The rearrangement of the chromosomes produces an abnormal enzyme that gets “turned off” by Gleevac. By 1990, more than 70 similar misplaced chromosomes had been identified that were linked to various cancers, according to the release.
Michelle Le Beau, director of the University of Chicago Medicine Comprehensive Cancer Center, worked with Rowley for more than three decades, and said the impact of this research was twofold.
“Conceptually, the discovery was important for that disease, but it was also important because it led to our understanding of the genetic links to cancer,” said Le Beau, who is also a professor of medicine in the department of medicine's hematology/oncology section. “It really was the foundation of what we call personalized medicine. Personalized medicine for cancer means we'll be able to determine the molecular fingerprint of each person's tumor and then target its Achilles heel.”
Because of this, Le Beau said, treatments will be available that are much more effective and much less toxic than those currently used.
“All of us have had our lives changed by her work whether we realize it or not,” Le Beau said. “She had a lot of skeptics that she had to convince. It took two decades to convince some, but it just goes to show how persistent she was.”

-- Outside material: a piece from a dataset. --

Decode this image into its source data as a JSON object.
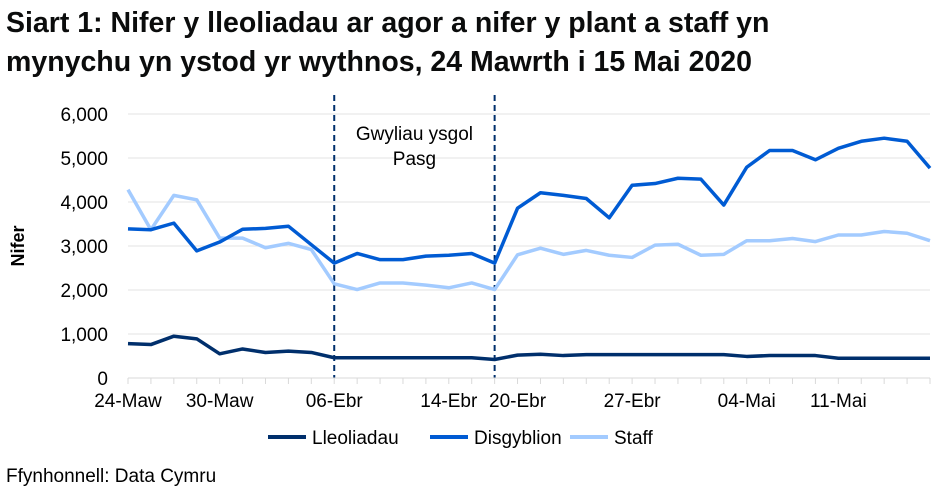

Blood cancer specialist Dr. Richard Larson, professor of medicine at the University of Chicago, said Rowley “developed the Rosetta Stone” that led to the understanding how cancers progressed and responded to treatments.
“I think she realized at the time that, if we could discover what the genes were that were involved in these translocations that led to distinct forms of leukemia, we could learn not only how leukemias developed, but also how we could treat them,” Larson said. “And that turned out to be true, of course.”
The result, he said is that, with what used to be fatal diseases, can now be treated on an outpatient basis with drugs taken orally. “It was the very first effective targeted therapy in a human cancer,” Larson said.
The reason it took so long between discovery and treatment development, Larson said, was that new “technology had to be developed each step of the way to take the next step forward.” Now, he said, the process can be completed in only a year or two.
Le Beau said that Rowley “truly was an icon,” not only for her scientific discoveries, but also because of how she served as mentor at a time when women had few female physician or scientist role models.
“Thirty-three years ago, there were relatively few mid-level or senior professors who were women,” Le Beau said of the time she arrived on the University of Chicago campus. “She was one of a handful, but she mentored well over 100 women faculty members and scientists. But she was a wonderful role model for both men and women because of the rigor of her science, her pure love of science and how she conducted herself in a collegial fashion.”
Dr. Olufunmilayo Olopade, director the University of Chicago Medicine's Center for Clinical Cancer Genetics, began working in Rowley's lab in 1987 as a post-doctoral fellow.
“She was not just a mentor, she was like a mother to me,” Olopade said. “She was a trailblazer. She worked on genetics long before others were talking about personal medicine.”
Olopade said that Rowley was most interested in “research that matters at the bedside.”
“It wasn't about putting cells into laboratory animals,” she said. “It was about taking samples from the patient to analyze.”
Olopade said Rowley taught that every bone marrow sample taken from a patient was valuable and could help unravel the mysteries behind their condition. After analysis of the sample, hematology meetings were held to go over the findings and multidisciplinary approaches to treatment were discussed.
“It was always starting with the patient,” Olopade said.
Le Beau said Rowley didn't stray from this approach even when, in the end, she herself was the patient. “She was very proactive about having her tumor studied so others could benefit,” Le Beau said. “She did approach it in a very analytical fashion.”
In 1998, Rowley was awarded two of the nation's top scientific honors. First, she was given the Albert Lasker Clinical Medicine Research Prize. Later that year, President Bill Clinton presented Rowley with the National Medal of Science.
She served on President George W. Bush's Presidential Council on Bioethics from 2002 to 2009 while at the same time pushing his administration to loosen restrictions on federally funded stem cell research. In 2009, President Barack Obama awarded her with the nation's highest civilian honor, the Presidential Medal of Freedom.
In a 2011 interview with the New York Times, Rowley downplayed her discoveries.
“People accuse me of being too humble,” she said. “But looking down a microscope at banded chromosomes is not rocket science. If I hadn't found it, somebody else would.”
Rowley, according to the university news release, advised young scientists to take risks.
"Do something different if it looks interesting,” she was quoted as saying. “I didn't do anything noteworthy until I was 50. Success often involves a great deal of luck. Some people don't like to hear that because it means there are things out of their control. But that's the way it is."